Pourquoi la transition alimentaire est-elle essentielle aujourd’hui?

«L’enjeu de l’alimentation est central: c’est quand même une question qui revient trois fois par jour! Nos sociétés modernes sont extrêmement peu résilientes du point de vue de l’alimentation. Une ville comme Paris est entourée de 600.000 hectares de terrains agricoles extrêmement fertiles. Mais aujourd’hui, ils sont exploités pour l’exportation. Si les flux d’acheminement de nourriture venaient à être interrompus, Paris serait affamée en trois jours! C’est la folie du monde dans lequel on vit actuellement. Et c’est la même chose à Bruxelles. Nous avons des territoires dédiés à l’exploitation agricole, mais pourtant on ne produit pas de manière à être souverains sur la question de l’alimentaire. La priorité n’est pas celle de la résilience.»

Quelles seraient les clefs pour rendre nos villes plus résilientes?

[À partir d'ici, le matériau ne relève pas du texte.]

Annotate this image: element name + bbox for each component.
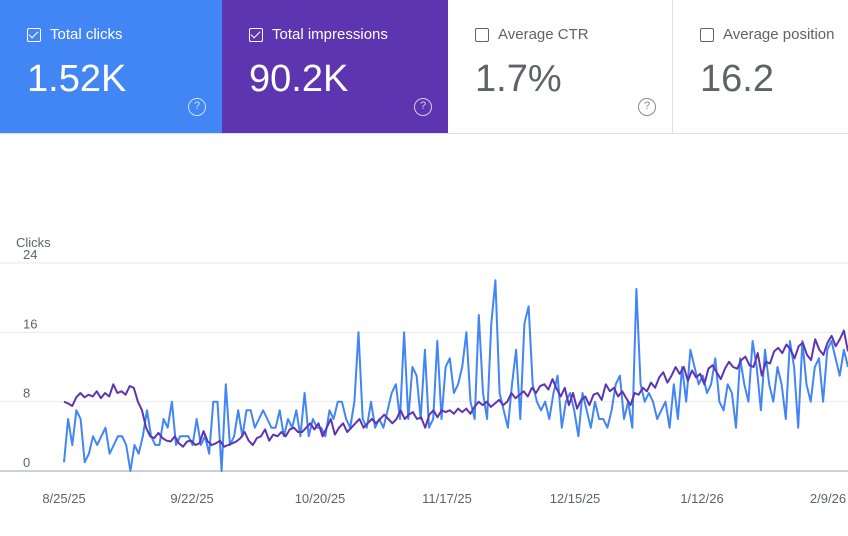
metric-label: Total impressions (272, 26, 388, 43)
x-tick-label: 12/15/25 (550, 491, 601, 506)
help-icon[interactable]: ? (188, 98, 206, 116)
total-clicks-card[interactable]: Total clicks 1.52K ? (0, 0, 222, 133)
checkbox-checked-icon[interactable] (27, 27, 41, 42)
metric-value: 1.7% (475, 58, 562, 100)
help-icon[interactable]: ? (638, 98, 656, 116)
help-icon[interactable]: ? (414, 98, 432, 116)
x-tick-label: 8/25/25 (42, 491, 85, 506)
checkbox-unchecked-icon[interactable] (700, 27, 714, 42)
metric-cards: Total clicks 1.52K ? Total impressions 9… (0, 0, 848, 134)
y-tick-label: 8 (23, 386, 30, 401)
metric-value: 16.2 (700, 58, 774, 100)
chart-grid: 0 8 16 24 (0, 247, 848, 472)
y-tick-label: 24 (23, 247, 37, 262)
average-position-card[interactable]: Average position 16.2 (673, 0, 848, 133)
metric-label: Average position (723, 26, 835, 43)
x-tick-label: 10/20/25 (295, 491, 346, 506)
metric-value: 90.2K (249, 58, 349, 100)
average-ctr-card[interactable]: Average CTR 1.7% ? (448, 0, 673, 133)
y-tick-label: 0 (23, 455, 30, 470)
impressions-series-line (63, 329, 848, 448)
chart-lines (63, 279, 848, 472)
y-axis-label: Clicks (16, 235, 51, 250)
clicks-series-line (63, 279, 848, 472)
checkbox-unchecked-icon[interactable] (475, 27, 489, 42)
performance-chart: Clicks 0 8 16 24 8/25/25 9/22/25 10/20/25 11/1… (0, 235, 848, 506)
average-ctr-header: Average CTR (475, 26, 589, 43)
y-tick-label: 16 (23, 316, 37, 331)
checkbox-checked-icon[interactable] (249, 27, 263, 42)
x-tick-label: 11/17/25 (422, 491, 472, 506)
total-impressions-header: Total impressions (249, 26, 388, 43)
metric-label: Average CTR (498, 26, 589, 43)
total-impressions-card[interactable]: Total impressions 90.2K ? (222, 0, 448, 133)
metric-value: 1.52K (27, 58, 127, 100)
total-clicks-header: Total clicks (27, 26, 123, 43)
x-tick-label: 1/12/26 (680, 491, 723, 506)
x-tick-label: 2/9/26 (810, 491, 846, 506)
metric-label: Total clicks (50, 26, 123, 43)
x-axis-ticks: 8/25/25 9/22/25 10/20/25 11/17/25 12/15/25 1/… (42, 491, 846, 506)
x-tick-label: 9/22/25 (170, 491, 213, 506)
average-position-header: Average position (700, 26, 834, 43)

«Le modèle dominant est celui de l’agro-industriel, avec de grandes monocultures. Il est calqué sur l’idée de marché mondial, avec une organisation technicienne de l’alimentation. L’idéal serait de revenir à une organisation paysanne de l’alimentation, c’est-à-dire des polycultures. Parfois, l’avenir c’est assembler des nouveautés et des choses plus anciennes. Sur la question agricole notamment, on a beaucoup à apprendre des modèles paysans du siècle passé. Et cela, ça implique aussi de libérer certaines surfaces du béton pour remettre de la ruralité, y compris dans les villes. Par exemple à Charleroi, sur l’ancien site de Caterpillar, ils veulent construire un parc Legoland. Je propose plutôt qu’on y installe une grande coopérative agricole!»

Comment, en tant que citoyen, agir pour un système alimentaire plus durable?

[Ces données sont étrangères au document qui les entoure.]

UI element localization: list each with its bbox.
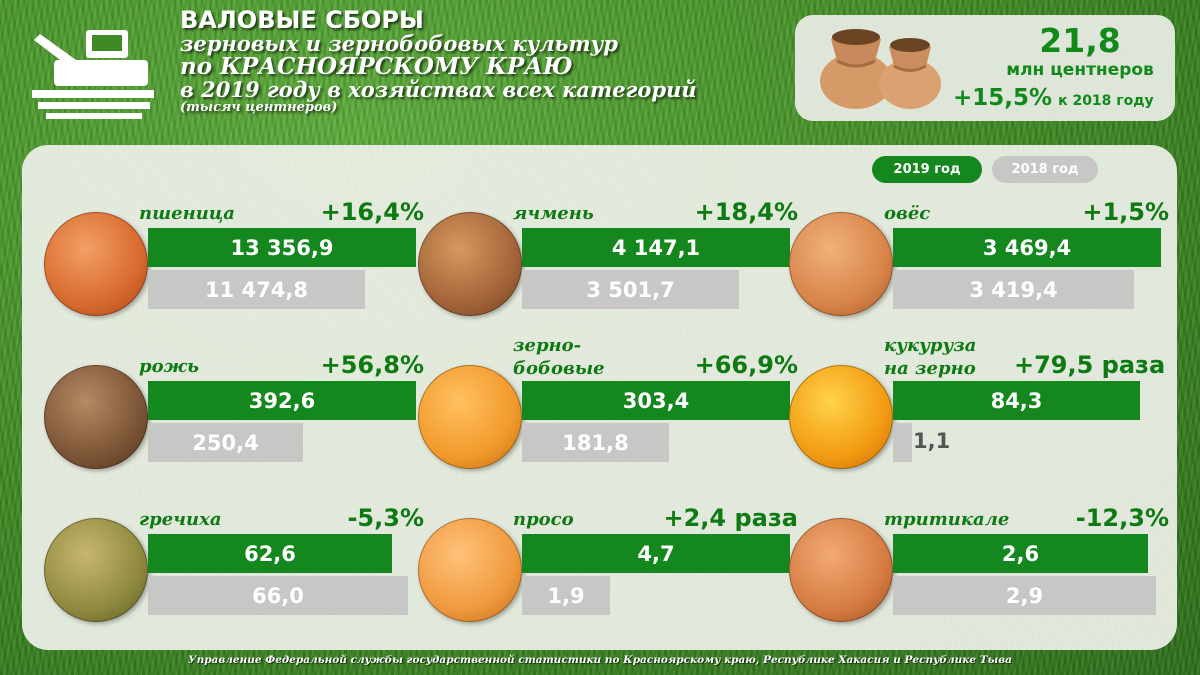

«La première étape, c’est de bien s’informer: lire de la presse de qualité ou aller dans des festivals comme ‘Alimenterre’ ou ‘Nourrir Bruxelles’. Ensuite, je crois beaucoup plus aux actions collectives qu’individuelles, car c’est ce modèle individualiste qui détruit la planète. C’est pour cela que je parle de groupes d’achat, de coopératives… Pour un impact structurel, il faut s’y mettre à plusieurs. Quand on parle d’écologie, revient souvent le cliché du colibri: ‘chacun fait sa part’. Moi je crois plutôt à l’idée d’une murmuration de colibris: s’organiser ensemble pour des actions collectives. C’est aussi comme cela que l’on va retisser des liens de solidarité et des réseaux d’entraide, qui seront essentiels dans des moments de crise. Moments où la souveraineté alimentaire est remise en question, par exemple.»

Pourquoi la complémentarité entre les festivals «Alimenterre» et «Nourrir Bruxelles», entre les échelles globale et locale, est-elle importante?

«Il faut se faire une idée des forces qui régissent notre monde, analyser ce modèle économique qui détruit la planète. Mais si l’on veut agir, il faut d’abord s’intéresser à ce qu’il se passe près de chez soi. Les mouvements de destruction du vivant que l’on observe en Amazonie à des échelles extraordinaires, ces mouvements-là existent à plus petite échelle chez nous. Le climat n’est pas abstrait, cela repose sur des politiques concrètes. C’est concret lorsqu’un bourgmestre choisit de remplacer une prairie fleurie par un zoning de béton. Si l’on est Bruxellois, il faut s’intéresser au problème de la friche Josaphat, à celui du marais Wiels. Si l’on est Liégeois, à la Chartreuse. Si l’on est Arlonais, à la Sablière. C’est près de chez soi que l’on a de vrais leviers d’action, par exemple en faisant pression collectivement sur les pouvoirs locaux. On ne saura pas arrêter la déforestation de l’Amazonie d’ici. Par contre, on peut faire en sorte que les oasis qui nous restent ici soient préservées plutôt que bétonnées. Se repolitiser, c’est essentiel.»

«Diamant Palace», la websérie du «Biais Vert», sera diffusée les 13 et 17 septembre au Cinéma Galeries, dans le cadre du festival Alimenterre.